A character set is one or more natural-language alphabets together with additional symbols for digits, punctuation, and diacritical marks. Each character set has at least one code set, which maps its characters to unique bit patterns. These bit patterns are called code points.

ASCII, ISO8859-1, Windows™ Code Page 1252, and EBCDIC are examples of code sets that support the English language.

The number of unique characters in the language determines the amount of storage that each character requires in a code set. Because a single byte can store values in the range 0 - 255, it can uniquely identify 256 characters. Most Western languages have fewer than 256 characters and therefore have code sets made up of single-byte characters. When an application handles data in such code sets, it can assume that 1 byte stores 1 character.

The ASCII code set contains 128 characters. Therefore, the code point for each character requires 7 bits of a byte. These single-byte characters with code points in the range 0 - 128 are sometimes called ASCII or 7-bit characters. The ASCII code set is a single-byte code set and is a subset of all code sets that HCL® OneDB® products support.
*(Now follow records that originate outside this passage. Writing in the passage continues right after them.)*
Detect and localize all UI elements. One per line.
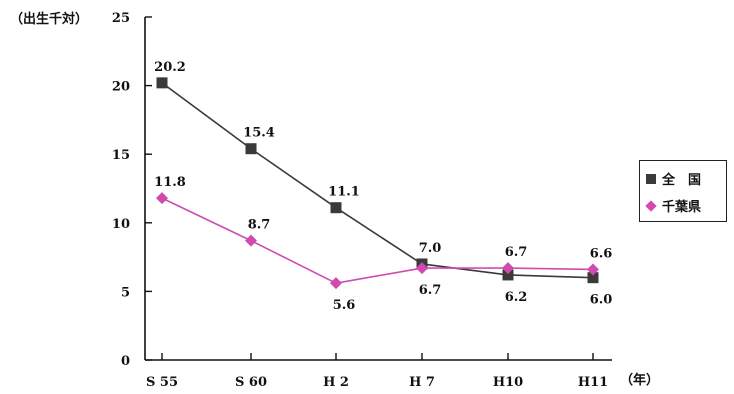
x-tick-label: H 7 <box>409 375 435 390</box>
legend-item-national: 全 国 <box>646 169 701 188</box>
data-label: 7.0 <box>419 241 442 256</box>
data-label: 20.2 <box>154 60 186 75</box>
data-label: 5.6 <box>333 298 356 313</box>
data-label: 6.0 <box>590 293 613 308</box>
diamond-marker <box>156 192 168 205</box>
data-label: 6.6 <box>590 246 613 261</box>
x-tick-label: H10 <box>493 375 523 390</box>
x-tick-label: S 60 <box>235 375 267 390</box>
axes: 0 5 10 15 20 25 S 55 S 60 H 2 H 7 H10 H11 <box>112 11 612 390</box>
data-label: 6.7 <box>419 283 442 298</box>
legend-label-chiba: 千葉県 <box>662 200 702 215</box>
data-label: 6.7 <box>505 245 528 260</box>
diamond-marker-icon <box>645 199 657 212</box>
square-marker-icon <box>646 173 656 184</box>
diamond-marker <box>416 262 428 275</box>
y-tick-label: 0 <box>121 354 130 369</box>
data-label: 8.7 <box>248 218 271 233</box>
series-line <box>161 197 594 285</box>
y-tick-label: 5 <box>121 285 130 300</box>
data-label: 11.8 <box>154 175 186 190</box>
data-label: 6.2 <box>505 290 528 305</box>
y-tick-label: 15 <box>112 148 130 163</box>
y-tick-label: 25 <box>112 11 130 26</box>
x-tick-label: S 55 <box>146 375 178 390</box>
series-line <box>161 82 594 279</box>
square-marker <box>330 202 342 214</box>
diamond-marker <box>502 262 514 275</box>
data-label: 11.1 <box>328 185 360 200</box>
diamond-marker <box>587 263 599 276</box>
x-axis-unit-label: （年） <box>620 373 660 388</box>
y-axis-unit-label: （出生千対） <box>10 12 89 27</box>
legend-label-national: 全 国 <box>662 173 702 188</box>
data-labels-layer: 20.2 15.4 11.1 7.0 6.2 6.0 11.8 8.7 5.6 6.7 6.7 6.6 <box>154 60 612 313</box>
square-marker <box>587 272 599 284</box>
legend: 全 国 千葉県 <box>639 160 727 222</box>
data-label: 15.4 <box>243 126 275 141</box>
diamond-marker <box>245 234 257 247</box>
square-marker <box>156 77 168 89</box>
diamond-marker <box>330 277 342 290</box>
legend-item-chiba: 千葉県 <box>645 196 702 215</box>
series-layer <box>156 77 599 290</box>
square-marker <box>502 269 514 281</box>
x-tick-label: H 2 <box>323 375 349 390</box>
y-tick-label: 20 <box>112 80 130 95</box>
y-tick-label: 10 <box>112 217 130 232</box>
square-marker <box>245 143 257 155</box>
x-tick-label: H11 <box>578 375 608 390</box>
If a code set contains more than 128 characters, some of its characters have code points that must set the eighth bit of the byte. These non-ASCII characters might be either of the following types of characters:

8-bit characters: The 8-bit characters are single-byte characters whose code points are 128 - 255. Examples from the ISO8859-1 code set or Windows Code Page 1252 include the non-English é, ñ, and ö characters. Only if the software is 8-bit clean can it interpret these characters correctly. For more information, see GLS8BITFSYS environment variable.
Multibyte characters: If a character set contains more than 256 characters, the code set must contain multibyte characters. A multibyte character might require 2 - 4 bytes of storage. Some East-Asian locales support character sets that can contain thousands of ideographic characters; GLS provides full support, for example, for the unified Chinese GB18030-2000 code set, which contains nearly 1.4 million code points. Such languages have code sets that include both single-byte and multibyte characters. These code sets are called multibyte code sets.

Some characters in the Japanese SJIS code set, for another example, are of 2 bytes or 3 bytes. Applications that handle data in multibyte code sets cannot assume that one character takes only 1 byte of storage.
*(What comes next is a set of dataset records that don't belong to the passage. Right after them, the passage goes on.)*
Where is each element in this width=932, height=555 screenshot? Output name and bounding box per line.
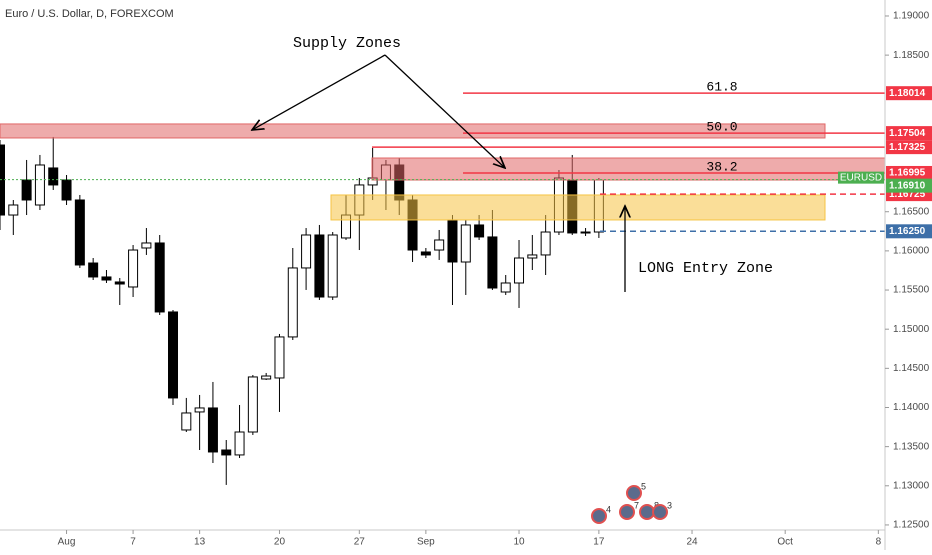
y-tick-label: 1.14500 [893, 363, 930, 374]
event-count: 3 [667, 500, 672, 510]
candle-body [527, 254, 538, 259]
candle-body [8, 204, 19, 216]
y-tick-label: 1.19000 [893, 11, 930, 22]
price-label-box [886, 140, 932, 155]
event-count: 4 [606, 504, 611, 514]
candle-body [287, 267, 298, 338]
annotation: LONG Entry Zone [638, 260, 773, 277]
candle-body [88, 262, 99, 278]
x-tick-label: Aug [58, 537, 76, 548]
x-tick-label: 13 [194, 537, 206, 548]
y-tick-label: 1.14000 [893, 402, 930, 413]
candle-body [301, 234, 312, 269]
price-label-box [886, 178, 932, 193]
price-label: 1.16250 [889, 226, 926, 237]
candle-body [514, 257, 525, 284]
price-label: 1.17325 [889, 142, 926, 153]
price-label: 1.18014 [889, 88, 926, 99]
candle-body [500, 282, 511, 293]
x-tick-label: 20 [274, 537, 286, 548]
candle-body [327, 234, 338, 298]
candle-body [34, 164, 45, 206]
candle-body [460, 224, 471, 263]
x-tick-label: Oct [777, 537, 793, 548]
symbol-label: EURUSD [840, 172, 882, 183]
candle-body [207, 407, 218, 453]
candle-body [580, 231, 591, 234]
candle-body [274, 336, 285, 379]
zone [371, 157, 885, 181]
price-label: 1.17504 [889, 128, 926, 139]
event-icon [652, 504, 668, 520]
candle-body [141, 242, 152, 249]
x-tick-label: 7 [130, 537, 136, 548]
candle-body [487, 236, 498, 289]
x-tick-label: 10 [513, 537, 525, 548]
y-tick-label: 1.13500 [893, 441, 930, 452]
event-count: 7 [634, 500, 639, 510]
y-tick-label: 1.18500 [893, 50, 930, 61]
y-tick-label: 1.16000 [893, 246, 930, 257]
candle-body [74, 199, 85, 266]
candle-body [540, 231, 551, 256]
event-icon [619, 504, 635, 520]
y-tick-label: 1.12500 [893, 520, 930, 531]
candle-body [48, 167, 59, 186]
event-icon [591, 508, 607, 524]
x-tick-label: 8 [876, 537, 882, 548]
x-tick-label: 27 [354, 537, 366, 548]
candle-body [181, 412, 192, 431]
candle-body [114, 281, 125, 285]
y-tick-label: 1.16500 [893, 206, 930, 217]
price-label-box [886, 86, 932, 101]
price-label-box [886, 224, 932, 239]
candle-body [474, 224, 485, 238]
candle-body [101, 276, 112, 281]
event-icon [639, 504, 655, 520]
x-tick-label: 24 [686, 537, 698, 548]
candle-body [21, 179, 32, 201]
y-tick-label: 1.13000 [893, 480, 930, 491]
symbol-label-box [838, 171, 884, 184]
x-tick-label: 17 [593, 537, 605, 548]
price-label-box [886, 126, 932, 141]
fib-label: 38.2 [706, 159, 737, 174]
event-icon [626, 485, 642, 501]
candle-body [247, 376, 258, 433]
event-count: 5 [641, 481, 646, 491]
price-label: 1.16910 [889, 180, 926, 191]
candle-body [221, 449, 232, 456]
zone [0, 123, 826, 139]
candle-body [154, 242, 165, 313]
candle-body [261, 375, 272, 380]
zone [330, 194, 826, 221]
price-label: 1.16995 [889, 168, 926, 179]
candle-body [420, 251, 431, 256]
price-label-box [886, 165, 932, 180]
candle-body [314, 234, 325, 298]
candle-body [194, 407, 205, 413]
annotation: Supply Zones [293, 35, 401, 52]
fib-label: 50.0 [706, 120, 737, 135]
candle-body [168, 311, 179, 399]
y-tick-label: 1.15500 [893, 285, 930, 296]
arrow [252, 54, 386, 130]
candle-body [234, 431, 245, 456]
price-label: 1.16725 [889, 189, 926, 200]
candle-body [61, 179, 72, 201]
y-tick-label: 1.15000 [893, 324, 930, 335]
candle-body [128, 249, 139, 288]
candle-body [447, 219, 458, 263]
x-tick-label: Sep [417, 537, 435, 548]
candle-body [434, 239, 445, 251]
fib-label: 61.8 [706, 80, 737, 95]
chart-title: Euro / U.S. Dollar, D, FOREXCOM [5, 8, 174, 20]
arrow [384, 54, 505, 168]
Tip: In this publication, the term non-ASCII characters applies to all characters with a code point greater than 127. Non-ASCII characters include both 8-bit and multibyte characters.

HCL OneDB products can support single-byte or multibyte code sets. For some examples of GLS locales that support non-ASCII characters, see Support for non-ASCII characters.

Tip: Throughout this publication, examples show how single-byte and multibyte characters are displayed. Because multibyte characters are usually ideographic, this publication does not use the actual multibyte characters. Instead, it uses ASCII characters to represent both single-byte and multibyte characters.